Holtzman: The biggest threat is paid product placement. It gives it a bad name. No one wants to see commercials in their favorite shows. Not even me. Certainly, there will be more of it, but it would actually be difficult for it to take the place of advertising revenue for the networks for many reasons. First, it takes a long time to negotiate each paid placement, with scripts going back and forth, major cash with major contracts to review and sign.  There is just not enough time to get that done in most circumstances.

Most TV scripts aren’t even finished until a week or two before they shoot, and sometimes not until the day of shooting. Second, even if there was the time, how many paid placements can you do in an hour episode? Compare that to the number of ads that run over the same time. Finally. while the studios like the added income, the production creative teams are artists. They don’t want to be told what to write, even if it is a good idea!

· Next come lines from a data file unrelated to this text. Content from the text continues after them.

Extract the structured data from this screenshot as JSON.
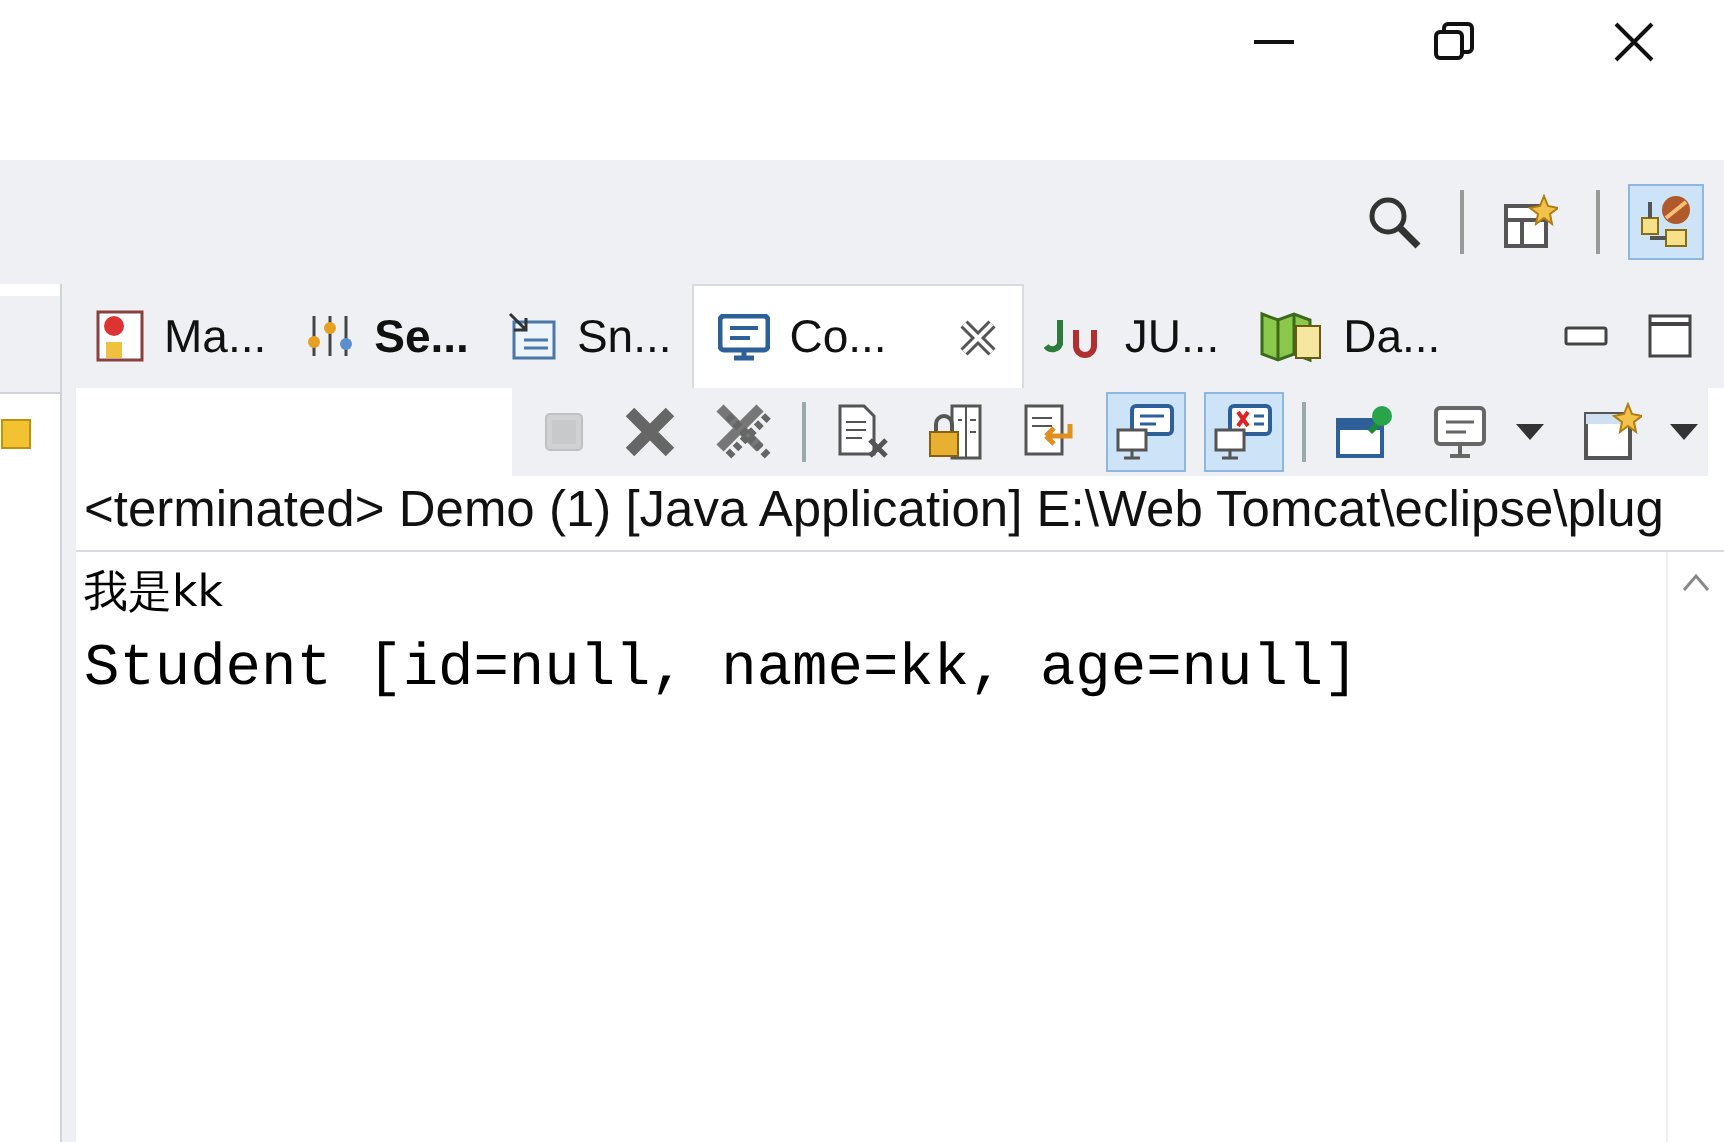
{
  "window": {
    "controls": [
      {
        "kind": "minimize"
      },
      {
        "kind": "restore"
      },
      {
        "kind": "close"
      }
    ]
  },
  "main_toolbar": {
    "items": [
      {
        "kind": "search",
        "selected": false
      },
      {
        "kind": "separator"
      },
      {
        "kind": "open-perspective",
        "selected": false
      },
      {
        "kind": "separator"
      },
      {
        "kind": "perspective",
        "selected": true
      }
    ]
  },
  "view_tabs": [
    {
      "kind": "markers",
      "label": "Ma...",
      "bold": false,
      "selected": false
    },
    {
      "kind": "servers",
      "label": "Se...",
      "bold": true,
      "selected": false
    },
    {
      "kind": "snippets",
      "label": "Sn...",
      "bold": false,
      "selected": false
    },
    {
      "kind": "console",
      "label": "Co...",
      "bold": false,
      "selected": true
    },
    {
      "kind": "junit",
      "label": "JU...",
      "bold": false,
      "selected": false
    },
    {
      "kind": "data",
      "label": "Da...",
      "bold": false,
      "selected": false
    }
  ],
  "console_toolbar": {
    "items": [
      {
        "kind": "terminate",
        "disabled": true,
        "pressed": false,
        "dropdown": false
      },
      {
        "kind": "remove",
        "disabled": false,
        "pressed": false,
        "dropdown": false
      },
      {
        "kind": "remove-all",
        "disabled": false,
        "pressed": false,
        "dropdown": false
      },
      {
        "kind": "separator"
      },
      {
        "kind": "clear",
        "disabled": false,
        "pressed": false,
        "dropdown": false
      },
      {
        "kind": "scroll-lock",
        "disabled": false,
        "pressed": false,
        "dropdown": false
      },
      {
        "kind": "word-wrap",
        "disabled": false,
        "pressed": false,
        "dropdown": false
      },
      {
        "kind": "show-output",
        "disabled": false,
        "pressed": true,
        "dropdown": false
      },
      {
        "kind": "show-error",
        "disabled": false,
        "pressed": true,
        "dropdown": false
      },
      {
        "kind": "separator"
      },
      {
        "kind": "pin",
        "disabled": false,
        "pressed": false,
        "dropdown": false
      },
      {
        "kind": "display",
        "disabled": false,
        "pressed": false,
        "dropdown": true
      },
      {
        "kind": "new-console",
        "disabled": false,
        "pressed": false,
        "dropdown": true
      }
    ]
  },
  "console": {
    "status": "<terminated> Demo (1) [Java Application] E:\\Web Tomcat\\eclipse\\plug",
    "lines": [
      "我是kk",
      "Student [id=null, name=kk, age=null]"
    ]
  }
}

bc: What are a few brands that you think are doing product placement right today?

Holtzman: Well, it’s been 20 years since I ran the Apple program, but I think they are still doing a great job. To my knowledge, they never pay, and while they are seen on lots of shows, they are very particular about what shows and characters use their products, and they don’t insist on specific amounts of time.

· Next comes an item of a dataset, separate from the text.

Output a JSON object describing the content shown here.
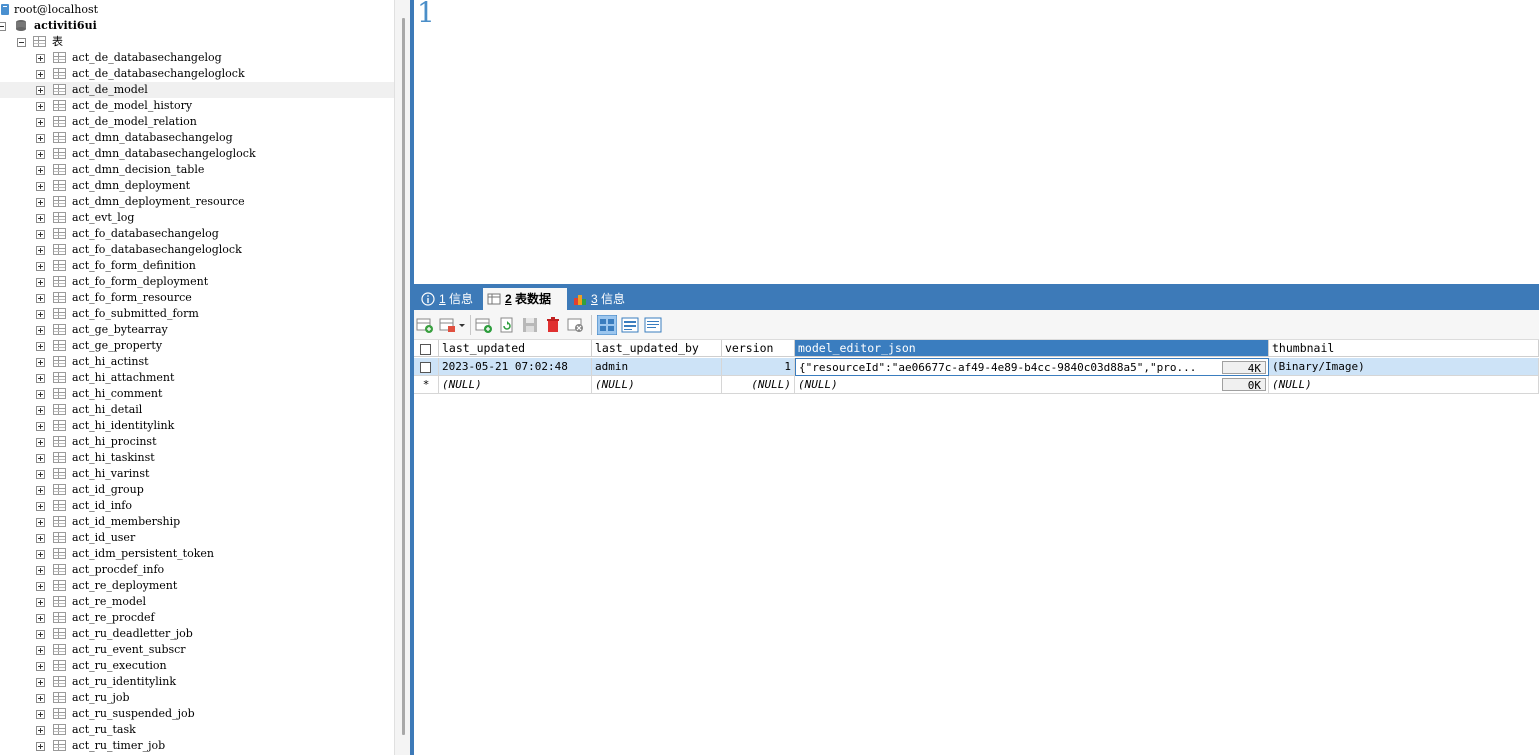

I think BMW and VW seem to be doing a great job as well for the same reasons. From what I have seen, their products are naturally integrated into the story and the characters that drive them are reflective of their target markets.

On a side note, we sometimes get approached by companies who want to do product placement, but insist that they will only do it if their logo shows as their product looks very much like all of their competitors. I respond “In that case, you have a lot bigger problems than product placement.”

inde day

bc: One final story?

Holtzman: One of the last placements I did at Apple was the Powerbook that saved the world in Independence Day. It was used throughout the movie by Jeff Goldblum, and in the final scene where he inserted a CD into the laptop, communicated wirelessly through space to an alien ship and planted the computer virus that took down the aliens’ defenses and saved the world.

It was a fabulous organic placement, but I did get several calls from the product manager of that particular PowerBook, and he was not happy. At the time the movie was shot, no Apple laptops had built-in CD drives. However, inserting the CD was a key part of the last scene, so the production mocked it up to look like there was one.  The product manager was very upset that the product was misrepresented in this manner and went on and on about it. However, nowhere in is rant did he mention the fact that communicating wirelessly though space with an alien spaceship was also not a capability that model possessed! Also of note—by the time the movie came out, that particular PowerBook model was no longer available and the new ones did have CD drives.